Is your husband a NASCAR fanatic? Does your girlfriend count the
days until it's time for the Daytona 500? When your child hears the numbers 8, 24, and 48, does he automatically think Dale
Earnhardt Jr., Jeff Gordon, and Jimmie Johnson??
Are more than half the products in your home sponsors of a NASCAR team? Are you looking for the perfect gift, but
just don't want to buy another T-Shirt, hat, or 1/24th scale car?
Give your race fan the thrill of a lifetime with a gift certificate to any one of a dozen race schools. For as little
as $100.00 up to several thousand dollars, you’ll give a gift that will never be forgotten. Not even Santa could do
any better!
For the NASCAR fan, there is the Richard
Petty Driving Experience and the Dale Jarrett Driving Racing Adventure, among others. These classes are held on real racetracks
in real Cup cars. The Richard Petty Driving Experience holds their classes at tracks like Charlotte, Atlanta, Las Vegas, and
many others.
At the Richard Petty Driving Experience,
the beginner level runs between $300 and $400 dollars. For that, your speed demon can hop into a race suit, don a helmet,
climb through the window of a Cup stock car (remember the doors don't open), and tear around a mile, mile-and-a-half, or two
mile track for 10 laps.
When you arrive, there
is a half-hour briefing and you are driven around the track while they explain the different driving lines.

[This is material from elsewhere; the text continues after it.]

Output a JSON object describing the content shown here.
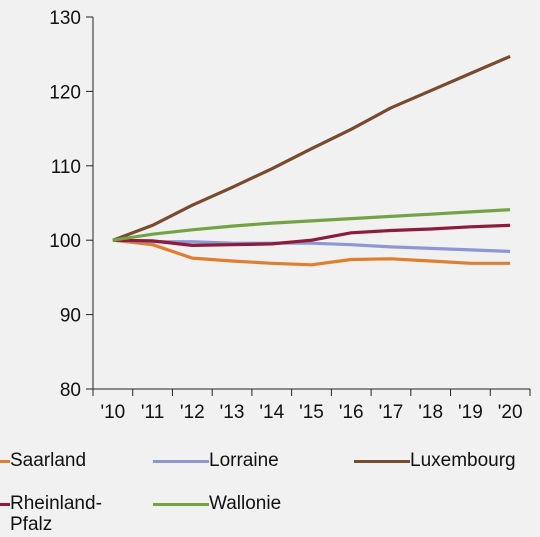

Then you hop into
your car and get ready to go out onto the track.
The
instructor is in the lead car with two or three cars behind him each containing one student. Once out on the track, as long
as you are keeping up, the instructor will push his car faster (going up to around 165 mph). If any student runs into a problem
or just cant keep up with the others, another instructor will drive out onto the track and pick them up so the others can
continue at a higher speed.
After the laps
have been completed and you have returned to Pit Road and left your car, you are presented with a print-out showing your average
lap time, fastest lap, and mph for each lap. For a few extra dollars you can also have your picture taken in Victory Lane.
This beginner level is usually required before going on to any of the
other levels, which increase up to classes that span a whole weekend and running more than 80 laps under actual race conditions
at night with the other students. .
For those
who would really like to know what it feels like but aren't ready to drive the car themselves, each track has a "ride-along".
The ride-along usually runs around $100 dollars and is exactly what it sounds like -- you get into a car that has had a passenger
seat added along with an instructor and take three very quick laps (about 165 mph) around the track.
They send two cars out at a time and each one takes its turn passing
the other so you can get an idea of how close they drive and how close they come to each other when they pass.
Do you have non-NASCAR race fans on your gift list? There are also driving
schools for Top Fuel, Open Wheel, Corvettes, and just about anything that goes fast!